One of the most important factors in determining how much you can spend in retirement receives scant attention, but not here. Simply stated, the more of your nest egg that you have in taxable retirement savings, the less you will have available to spend in retirement. Why? Because income taxes are due on all or almost all withdrawals from traditional IRAs, 401(k) plans, 403(b) plans, pension plans, etc.
Here’s a simple and admittedly greatly oversimplified example of the magnitude of the difference. Jack and Jill will both have $500,000 in retirement savings when they retire. Jack’s savings are all in tax-deferred retirement accounts, principally a 401(k) and a traditional IRA. Jill’s savings are all in after-tax accounts, including a Roth IRA. If Jack needs $15,000 in spending next year and assuming the withdrawal will be taxed at 20%, he will need to withdraw $18,750 to cover the $3,750 income tax on the withdrawal ($18,750 x 20% = $3,750, leaving $15,000 left over to spend). Jill, on the other hand, will have to withdraw only $15,000 since no taxes will be due on the withdrawal of already taxed money.
Looking at the entirety of their resources, since Jack’s investments will have to be taxed every time he makes a withdrawal, he could have as much as $100,000 less than Jill for retirement spending ($500,000 x 20% tax equals $100,000 in taxes on the retirement accounts).

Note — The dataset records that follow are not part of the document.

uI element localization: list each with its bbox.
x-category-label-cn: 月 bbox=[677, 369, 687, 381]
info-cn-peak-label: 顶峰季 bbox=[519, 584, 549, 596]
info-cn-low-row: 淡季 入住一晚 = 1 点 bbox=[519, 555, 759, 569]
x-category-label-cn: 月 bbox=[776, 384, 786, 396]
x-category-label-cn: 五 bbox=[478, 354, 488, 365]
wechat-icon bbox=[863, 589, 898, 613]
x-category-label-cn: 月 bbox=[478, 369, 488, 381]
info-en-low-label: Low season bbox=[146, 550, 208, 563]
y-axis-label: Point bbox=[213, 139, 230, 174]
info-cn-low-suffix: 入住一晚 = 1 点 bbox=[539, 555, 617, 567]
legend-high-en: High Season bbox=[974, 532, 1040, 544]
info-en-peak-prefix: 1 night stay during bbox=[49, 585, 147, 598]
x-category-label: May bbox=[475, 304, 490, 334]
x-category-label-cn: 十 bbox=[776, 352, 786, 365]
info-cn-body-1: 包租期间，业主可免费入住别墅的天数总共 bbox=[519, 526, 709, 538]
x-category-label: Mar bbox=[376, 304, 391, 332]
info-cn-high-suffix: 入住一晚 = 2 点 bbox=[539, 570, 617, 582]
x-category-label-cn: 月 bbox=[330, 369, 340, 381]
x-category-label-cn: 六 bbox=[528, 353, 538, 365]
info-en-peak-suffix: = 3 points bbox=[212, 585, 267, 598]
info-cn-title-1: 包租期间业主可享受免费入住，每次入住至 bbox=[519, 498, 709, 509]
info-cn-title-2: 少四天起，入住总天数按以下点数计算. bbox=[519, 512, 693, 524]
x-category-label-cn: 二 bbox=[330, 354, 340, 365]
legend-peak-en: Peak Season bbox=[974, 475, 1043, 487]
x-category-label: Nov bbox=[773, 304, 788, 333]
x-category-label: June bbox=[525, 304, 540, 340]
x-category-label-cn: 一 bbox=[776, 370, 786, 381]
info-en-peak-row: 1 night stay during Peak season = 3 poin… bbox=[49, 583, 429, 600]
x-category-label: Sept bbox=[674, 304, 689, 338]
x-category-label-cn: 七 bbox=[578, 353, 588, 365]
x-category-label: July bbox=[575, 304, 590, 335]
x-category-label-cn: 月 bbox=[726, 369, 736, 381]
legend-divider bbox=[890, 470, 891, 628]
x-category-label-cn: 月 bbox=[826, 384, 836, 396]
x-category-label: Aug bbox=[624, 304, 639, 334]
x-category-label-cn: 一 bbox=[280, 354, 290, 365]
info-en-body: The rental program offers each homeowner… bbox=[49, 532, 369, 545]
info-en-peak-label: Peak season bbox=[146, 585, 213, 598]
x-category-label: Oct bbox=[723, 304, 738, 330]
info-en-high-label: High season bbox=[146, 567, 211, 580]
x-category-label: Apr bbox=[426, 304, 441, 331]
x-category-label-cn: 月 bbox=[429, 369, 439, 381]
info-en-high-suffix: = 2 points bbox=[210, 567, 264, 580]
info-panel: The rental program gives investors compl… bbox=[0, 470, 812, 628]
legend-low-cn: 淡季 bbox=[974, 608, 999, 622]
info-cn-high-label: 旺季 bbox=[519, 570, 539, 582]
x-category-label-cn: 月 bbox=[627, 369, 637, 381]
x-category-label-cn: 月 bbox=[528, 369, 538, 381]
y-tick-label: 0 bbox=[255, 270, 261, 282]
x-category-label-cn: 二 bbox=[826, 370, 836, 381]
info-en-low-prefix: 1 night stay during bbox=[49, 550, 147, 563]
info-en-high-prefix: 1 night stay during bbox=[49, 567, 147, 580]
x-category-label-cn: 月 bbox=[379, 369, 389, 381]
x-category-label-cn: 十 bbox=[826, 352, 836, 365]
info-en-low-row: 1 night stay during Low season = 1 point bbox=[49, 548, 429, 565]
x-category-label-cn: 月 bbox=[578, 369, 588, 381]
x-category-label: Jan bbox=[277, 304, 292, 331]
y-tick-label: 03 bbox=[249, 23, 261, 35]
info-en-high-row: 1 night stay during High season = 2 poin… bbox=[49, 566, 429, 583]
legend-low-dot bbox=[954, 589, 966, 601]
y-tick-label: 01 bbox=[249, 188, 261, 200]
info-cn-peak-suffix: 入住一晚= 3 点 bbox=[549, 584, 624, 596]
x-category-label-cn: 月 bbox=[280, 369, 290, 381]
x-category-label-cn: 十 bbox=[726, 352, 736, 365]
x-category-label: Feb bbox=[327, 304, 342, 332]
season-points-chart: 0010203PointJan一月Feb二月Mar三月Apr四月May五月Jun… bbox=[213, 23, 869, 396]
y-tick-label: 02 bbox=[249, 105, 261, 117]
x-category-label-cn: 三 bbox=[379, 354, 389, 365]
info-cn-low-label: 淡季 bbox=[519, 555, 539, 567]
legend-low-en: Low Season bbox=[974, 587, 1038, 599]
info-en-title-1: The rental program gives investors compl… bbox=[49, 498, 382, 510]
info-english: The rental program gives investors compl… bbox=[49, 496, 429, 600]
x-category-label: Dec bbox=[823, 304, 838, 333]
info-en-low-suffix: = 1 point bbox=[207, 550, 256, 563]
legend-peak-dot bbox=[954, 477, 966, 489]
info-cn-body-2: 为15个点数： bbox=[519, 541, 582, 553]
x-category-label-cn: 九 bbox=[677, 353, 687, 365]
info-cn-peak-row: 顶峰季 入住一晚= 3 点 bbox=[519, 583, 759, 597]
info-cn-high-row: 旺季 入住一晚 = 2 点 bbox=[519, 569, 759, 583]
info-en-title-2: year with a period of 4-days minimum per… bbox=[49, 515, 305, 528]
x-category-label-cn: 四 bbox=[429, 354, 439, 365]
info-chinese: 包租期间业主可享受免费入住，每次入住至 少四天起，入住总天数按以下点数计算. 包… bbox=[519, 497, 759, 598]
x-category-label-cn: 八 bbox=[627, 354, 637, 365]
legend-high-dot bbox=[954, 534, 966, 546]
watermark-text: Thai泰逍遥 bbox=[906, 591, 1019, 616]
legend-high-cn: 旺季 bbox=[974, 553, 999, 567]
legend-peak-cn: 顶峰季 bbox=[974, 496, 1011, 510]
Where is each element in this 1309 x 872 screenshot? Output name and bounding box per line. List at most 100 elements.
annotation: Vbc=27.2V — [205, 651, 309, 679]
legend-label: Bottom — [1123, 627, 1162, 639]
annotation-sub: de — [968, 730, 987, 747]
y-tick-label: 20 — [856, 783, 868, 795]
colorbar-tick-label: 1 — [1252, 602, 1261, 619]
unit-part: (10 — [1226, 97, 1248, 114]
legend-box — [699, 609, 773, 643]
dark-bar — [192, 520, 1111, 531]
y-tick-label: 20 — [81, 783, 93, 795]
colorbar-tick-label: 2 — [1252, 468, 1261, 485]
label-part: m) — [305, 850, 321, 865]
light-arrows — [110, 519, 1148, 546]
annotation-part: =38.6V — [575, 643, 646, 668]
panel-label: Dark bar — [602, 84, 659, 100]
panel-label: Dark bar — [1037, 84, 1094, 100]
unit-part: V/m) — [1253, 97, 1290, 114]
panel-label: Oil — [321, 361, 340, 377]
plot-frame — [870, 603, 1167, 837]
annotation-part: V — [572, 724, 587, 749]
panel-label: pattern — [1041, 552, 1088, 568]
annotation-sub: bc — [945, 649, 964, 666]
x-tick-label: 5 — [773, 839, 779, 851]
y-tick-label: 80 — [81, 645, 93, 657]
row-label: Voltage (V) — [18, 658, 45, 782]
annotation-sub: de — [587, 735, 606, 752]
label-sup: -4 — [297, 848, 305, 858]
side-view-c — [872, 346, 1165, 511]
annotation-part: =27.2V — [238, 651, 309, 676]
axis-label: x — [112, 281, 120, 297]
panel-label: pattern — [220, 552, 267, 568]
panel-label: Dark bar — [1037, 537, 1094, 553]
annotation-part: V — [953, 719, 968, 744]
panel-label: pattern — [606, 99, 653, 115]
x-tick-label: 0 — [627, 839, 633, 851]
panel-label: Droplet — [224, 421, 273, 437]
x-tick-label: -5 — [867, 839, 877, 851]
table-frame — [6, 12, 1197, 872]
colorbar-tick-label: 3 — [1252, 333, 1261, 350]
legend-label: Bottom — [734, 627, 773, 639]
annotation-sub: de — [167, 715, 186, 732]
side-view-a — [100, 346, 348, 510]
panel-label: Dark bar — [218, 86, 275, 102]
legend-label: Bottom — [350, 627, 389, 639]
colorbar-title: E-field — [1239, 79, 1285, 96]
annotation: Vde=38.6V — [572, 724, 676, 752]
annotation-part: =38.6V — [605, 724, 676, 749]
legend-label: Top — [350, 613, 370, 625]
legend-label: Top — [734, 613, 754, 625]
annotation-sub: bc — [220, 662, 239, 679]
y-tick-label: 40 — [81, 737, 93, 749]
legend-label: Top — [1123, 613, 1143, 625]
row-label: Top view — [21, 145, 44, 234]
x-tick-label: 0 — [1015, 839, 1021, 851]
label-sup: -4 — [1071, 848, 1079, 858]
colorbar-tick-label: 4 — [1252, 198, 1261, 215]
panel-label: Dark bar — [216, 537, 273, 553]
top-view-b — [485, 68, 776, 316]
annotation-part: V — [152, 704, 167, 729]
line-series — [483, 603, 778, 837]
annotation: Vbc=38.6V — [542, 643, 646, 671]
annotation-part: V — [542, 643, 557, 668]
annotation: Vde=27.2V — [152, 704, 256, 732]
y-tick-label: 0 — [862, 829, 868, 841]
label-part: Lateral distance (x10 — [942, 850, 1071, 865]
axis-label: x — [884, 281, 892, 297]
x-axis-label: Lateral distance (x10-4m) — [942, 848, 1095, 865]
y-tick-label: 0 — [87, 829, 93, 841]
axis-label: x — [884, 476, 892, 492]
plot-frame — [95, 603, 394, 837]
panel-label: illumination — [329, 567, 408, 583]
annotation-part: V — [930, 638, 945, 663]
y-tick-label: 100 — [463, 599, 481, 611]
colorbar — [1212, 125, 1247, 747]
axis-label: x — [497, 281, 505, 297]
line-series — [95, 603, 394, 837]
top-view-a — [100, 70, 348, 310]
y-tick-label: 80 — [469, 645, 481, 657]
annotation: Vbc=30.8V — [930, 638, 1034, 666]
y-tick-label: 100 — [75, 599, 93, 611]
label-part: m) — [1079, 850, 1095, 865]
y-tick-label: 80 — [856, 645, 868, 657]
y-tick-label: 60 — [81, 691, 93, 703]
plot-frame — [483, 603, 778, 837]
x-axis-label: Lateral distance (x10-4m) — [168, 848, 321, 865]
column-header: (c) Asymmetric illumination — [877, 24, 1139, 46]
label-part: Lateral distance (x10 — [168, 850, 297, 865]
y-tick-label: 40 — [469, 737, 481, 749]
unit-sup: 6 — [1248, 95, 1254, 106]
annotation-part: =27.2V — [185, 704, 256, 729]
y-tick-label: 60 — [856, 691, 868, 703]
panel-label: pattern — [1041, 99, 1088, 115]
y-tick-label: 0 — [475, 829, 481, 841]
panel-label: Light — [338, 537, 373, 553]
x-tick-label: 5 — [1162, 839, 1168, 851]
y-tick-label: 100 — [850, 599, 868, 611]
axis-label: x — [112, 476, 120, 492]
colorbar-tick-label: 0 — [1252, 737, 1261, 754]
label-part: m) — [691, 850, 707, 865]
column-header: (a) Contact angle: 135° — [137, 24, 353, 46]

Now consider a pair of qualifications that will likely reduce the magnitude of this disturbing, but oversimplified difference:
- The money in Jill’s account (unless it came from an inheritance) likely required her to pay considerably more taxes over the years compared with Jack who enjoyed both tax deductions for most of his contributions as well as tax-free growth of the money held in his retirement accounts. All other things being equal, which they are not in this example, Jack would have more money in his accounts than Jill because Jack enjoyed tax savings on his retirement plan contributions.
- While Jill will continue to pay income taxes on dividends, interest, and realized capital gains in her non-tax-deferred accounts, Jack’s money will continue to grow without incurring taxes until the money is withdrawn.
So, the difference will probably not be as great as portrayed in the above example. But the lesson still stands. If your tax-deferred retirement accounts comprise a large portion of your retirement savings, you need to consider the toll that income taxes take on your withdrawals.
Finally, in no way do you make a mistake putting as much money as you can afford into retirement accounts. Jack reaped some substantial income tax savings by so doing, but, alas, Uncle Sam still wants to collect on those accounts. The longer Jack can delay that exaction, the better off he will be financially since his money continues to grow tax-deferred while Jill will probably have to pay some taxes on dividend and interest income and realized capital gains along the way. In short, do not forget to calculate the tax burden you may have as this could make all the difference between your retirement savings lasting and not.
Wishing You a Celebratory Independence Day !!!
Smart Money Tips
- Save money by comparison shopping for insurance. Insurance is usually one of the most expensive items in the family budget. While you never want to drop needed coverage, you can probably save on premium costs by comparison shopping for coverage and/or dropping unneeded policy options. The insurance industry is very competitive, and the policy you may have renewed for many years may be a lot more expensive than other insurers. Ask your insurance agent to shop for lower-cost coverage or do it yourself.
- Don’t take family members grocery shopping. Even adult family members are likely to impede your shopping by questioning items in the cart or going off on their own selecting unneeded or overpriced products. Taking your kids to the grocery store is even worse. They’re out of control, and you’ll probably end up buying them a bunch of junk just to quiet them down. Come to think of it, avoid taking kids and other family members shopping anywhere if possible. Well behaved four-legged friends should be just fine
Food for Thought
Patriotism is supporting your country all of the time and your government when it deserves it.
-Will Rogers
Money Can Be Funny
The rich are there to make all the money and pay none of the taxes. The middle classes are there to do all the work and pay all the taxes. The poor are there to scare the daylights out of the middle class so they’ll keep working and paying the taxes.
-George Carlin
Word of the Week
cunctipotent (kunk-TI-puh-tuhnt) – All-powerful and omnipotent.
Origin: From the Latin cunctipotentum, which derives from cunctus meaning “all” and potentem meaning “powerful.”
Most religions see their gods limitless and cunctipotent.